Ecosyste.ms: Awesome

An open API service indexing awesome lists of open source software.

Awesome Lists | Featured Topics | Projects

https://github.com/hunyadi/pysqlsync

Synchronize data with a SQL database
https://github.com/hunyadi/pysqlsync

database-clients sql-insert sql-query sql-schema synchronization

Last synced: about 1 month ago
JSON representation

Synchronize data with a SQL database

Awesome Lists containing this project

README

        

# pysqlsync: Synchronize schema and large volumes of data over SQL

*pysqlsync* helps you synchronize your target database or data warehouse with a data source, making efficient use of Python language elements and database drivers (client libraries). The library package employs Python data-classes (decorated with `@dataclass`) to define database tables and generate `CREATE`, `DROP`, `INSERT`, `MERGE` and `DELETE` SQL statements. Commands against the database driver are executed with the asynchronous paradigm (`async` and `await`). This can result in an order of magnitude speed increase over traditional methods such as SQLAlchemy when data is inserted or upserted (merged) into, or deleted from a table.

## Use cases

* Formation. Create an initializer SQL script (e.g. ANSI, PostgreSQL or MySQL) from a set of Python `@dataclass` definitions.
* Discovery. Create a traversable Python object hierarchy (e.g. `Namespace`, `Table`, `Column` and `Constraint` objects) from a database catalog (using `information_schema` or `pg_catalog`).
* Schema synchronization. Emit SQL statements to mutate the database schema from a source state to a desired target state using `CREATE`, `DROP` and `ALTER`.
* Data import. Efficiently insert data from a list of objects or tuples of simple types into a database table using `INSERT`, `MERGE` and `DELETE` with multiple arguments, and lists of tuples or collections of objects as input.

## Quick start

First, define the table structure with a standard Python data-class (including dependent data types):

```python
class WorkflowState(enum.Enum):
active = "active"
inactive = "inactive"
deleted = "deleted"

@dataclasses.dataclass
class UserTable:
id: PrimaryKey[int]
updated_at: datetime
workflow_state: WorkflowState
uuid: uuid.UUID
name: str
short_name: Annotated[str, MaxLength(255)]
homepage_url: Optional[str] = None
```

The data-class can be defined statically in code, or generated dynamically from input (with `dataclasses.make_dataclass`). Fields can be required or nullable (represented in Python as `None`). All basic data types are supported, including integers (of various widths), floating-point numbers, strings (of fixed or variable length), timestamps (`datetime.datetime` in Python), UUIDs (`uuid.UUID` in Python), enumerations (represented in Python as `enum.Enum`), etc. `list[...]` is supported as a collection type, and composite types (data-classes without a primary key) are also permitted.

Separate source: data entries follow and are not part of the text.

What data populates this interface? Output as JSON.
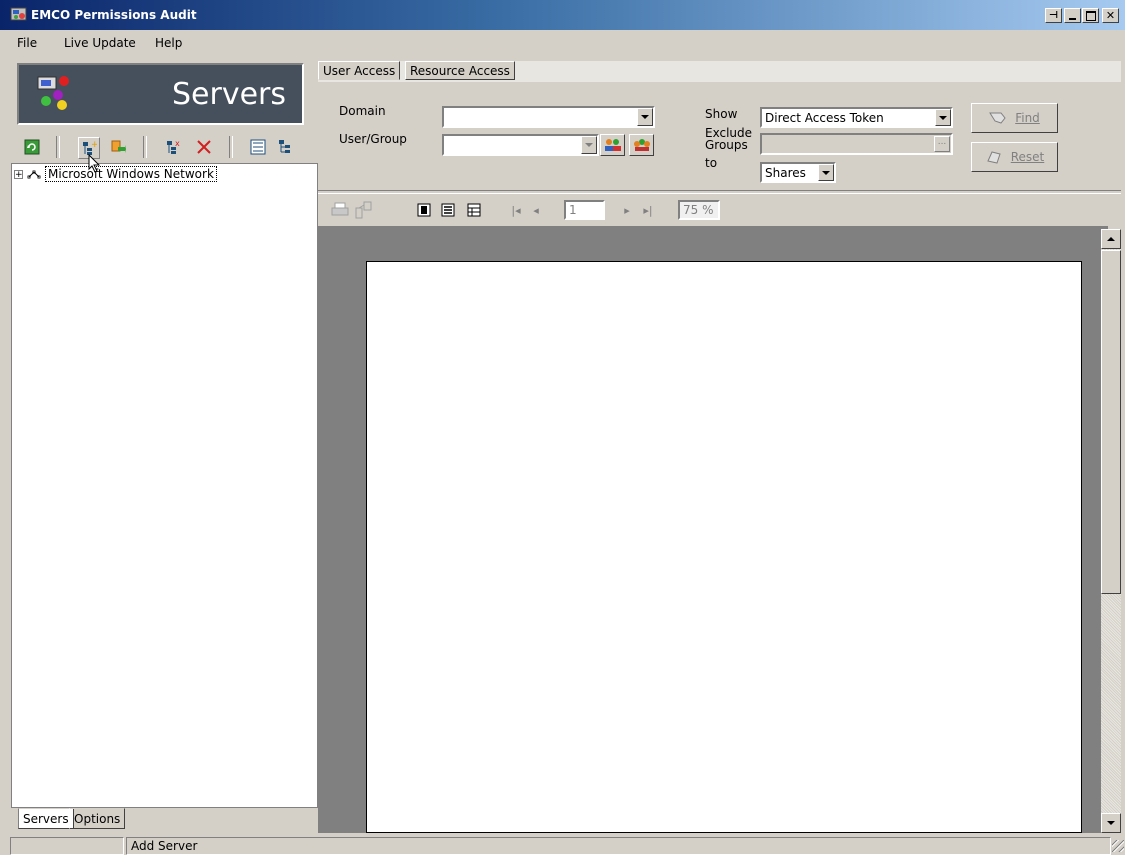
{
  "window": {
    "title": "EMCO Permissions Audit",
    "caption_buttons": [
      "pin",
      "minimize",
      "maximize",
      "close"
    ]
  },
  "menu": {
    "items": [
      {
        "label": "File"
      },
      {
        "label": "Live Update"
      },
      {
        "label": "Help"
      }
    ]
  },
  "left_panel": {
    "banner_title": "Servers",
    "toolbar_icons": [
      "refresh-icon",
      "add-server-icon",
      "import-servers-icon",
      "remove-server-icon",
      "delete-icon",
      "list-view-icon",
      "tree-view-icon"
    ],
    "tree": {
      "root_label": "Microsoft Windows Network",
      "expander": "+"
    },
    "bottom_tabs": [
      {
        "label": "Servers",
        "active": true
      },
      {
        "label": "Options",
        "active": false
      }
    ]
  },
  "right_panel": {
    "tabs": [
      {
        "label": "User Access",
        "active": true
      },
      {
        "label": "Resource Access",
        "active": false
      }
    ],
    "form": {
      "domain_label": "Domain",
      "domain_value": "",
      "user_group_label": "User/Group",
      "user_group_value": "",
      "show_label": "Show",
      "show_value": "Direct Access Token",
      "exclude_groups_label_line1": "Exclude",
      "exclude_groups_label_line2": "Groups",
      "exclude_groups_value": "",
      "to_label": "to",
      "to_value": "Shares",
      "ellipsis": "...",
      "find_label": "Find",
      "reset_label": "Reset"
    },
    "preview_toolbar": {
      "page_number": "1",
      "zoom": "75 %",
      "nav_first": "|◂",
      "nav_prev": "◂",
      "nav_next": "▸",
      "nav_last": "▸|"
    }
  },
  "status_bar": {
    "cell1": "",
    "cell2": "Add Server"
  },
  "colors": {
    "title_gradient_start": "#0a246a",
    "title_gradient_end": "#a6caf0",
    "banner_bg": "#45505c",
    "window_face": "#d4d0c8",
    "preview_bg": "#808080"
  }
}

Next, instantiate a database engine, open a connection, create the database structure (with a `CREATE TABLE` statement), and populate the database with initial data (with SQL `INSERT` or `COPY`):

```python
engine = get_dialect("postgresql")
parameters = ConnectionParameters(
host="localhost",
port=5432,
username="levente.hunyadi",
password=None,
database="levente.hunyadi",
)
options = GeneratorOptions(
enum_mode=EnumMode.RELATION, namespaces={tables: "example"}
)

data = [
UserTable(
id=1,
updated_at=datetime.now(),
workflow_state=WorkflowState.active,
uuid=uuid.uuid4(),
name="Laura Twenty-Four",
short_name="Laura",
)
]
async with engine.create_connection(parameters, options) as conn:
await conn.create_objects([UserTable])
await conn.insert_data(UserTable, data)
```

Let's assume the database structure changes. With the help of an `Explorer` instance, discover the objects in the database, and create/drop objects to match the state as captured in the specified Python module:

```python
async with engine.create_connection(parameters, options) as conn:
await engine.create_explorer(conn).synchronize(module=tables)
```

Finally, keep the target database content synchronized with data from the source (with the equivalent of SQL `MERGE`):

```python
data = [
UserTable(
id=2,
updated_at=datetime.now(),
workflow_state=WorkflowState.active,
uuid=uuid.uuid4(),
name="Zeta Twelve",
short_name="Zeta",
)
]
async with engine.create_connection(parameters, options) as conn:
await engine.create_explorer(conn).synchronize(module=tables)
await conn.upsert_data(UserTable, data)
```

In order to boost efficiency, you can insert (or update) data directly from a list of tuples:

```python
field_names = ["id", "uuid", "name", "short_name", "workflow_state", "updated_at"]
field_types = [int, uuid.UUID, str, str, str, datetime]
rows = [
(1, uuid.uuid4(), "Laura Twenty-Four", "Laura", "active", datetime.now()),
(2, uuid.uuid4(), "Zeta Twelve", "Zeta", "inactive", datetime.now()),
]
async with engine.create_connection(parameters, options) as conn:
await engine.create_explorer(conn).synchronize(module=tables)
table = conn.get_table(UserTable)
await conn.upsert_rows(
table,
field_names=tuple(field_names),
field_types=tuple(field_types),
records=rows,
)
```

## Structure and data synchronization

*pysqlsync* supports two modes of operation: structure synchronization and data synchronization.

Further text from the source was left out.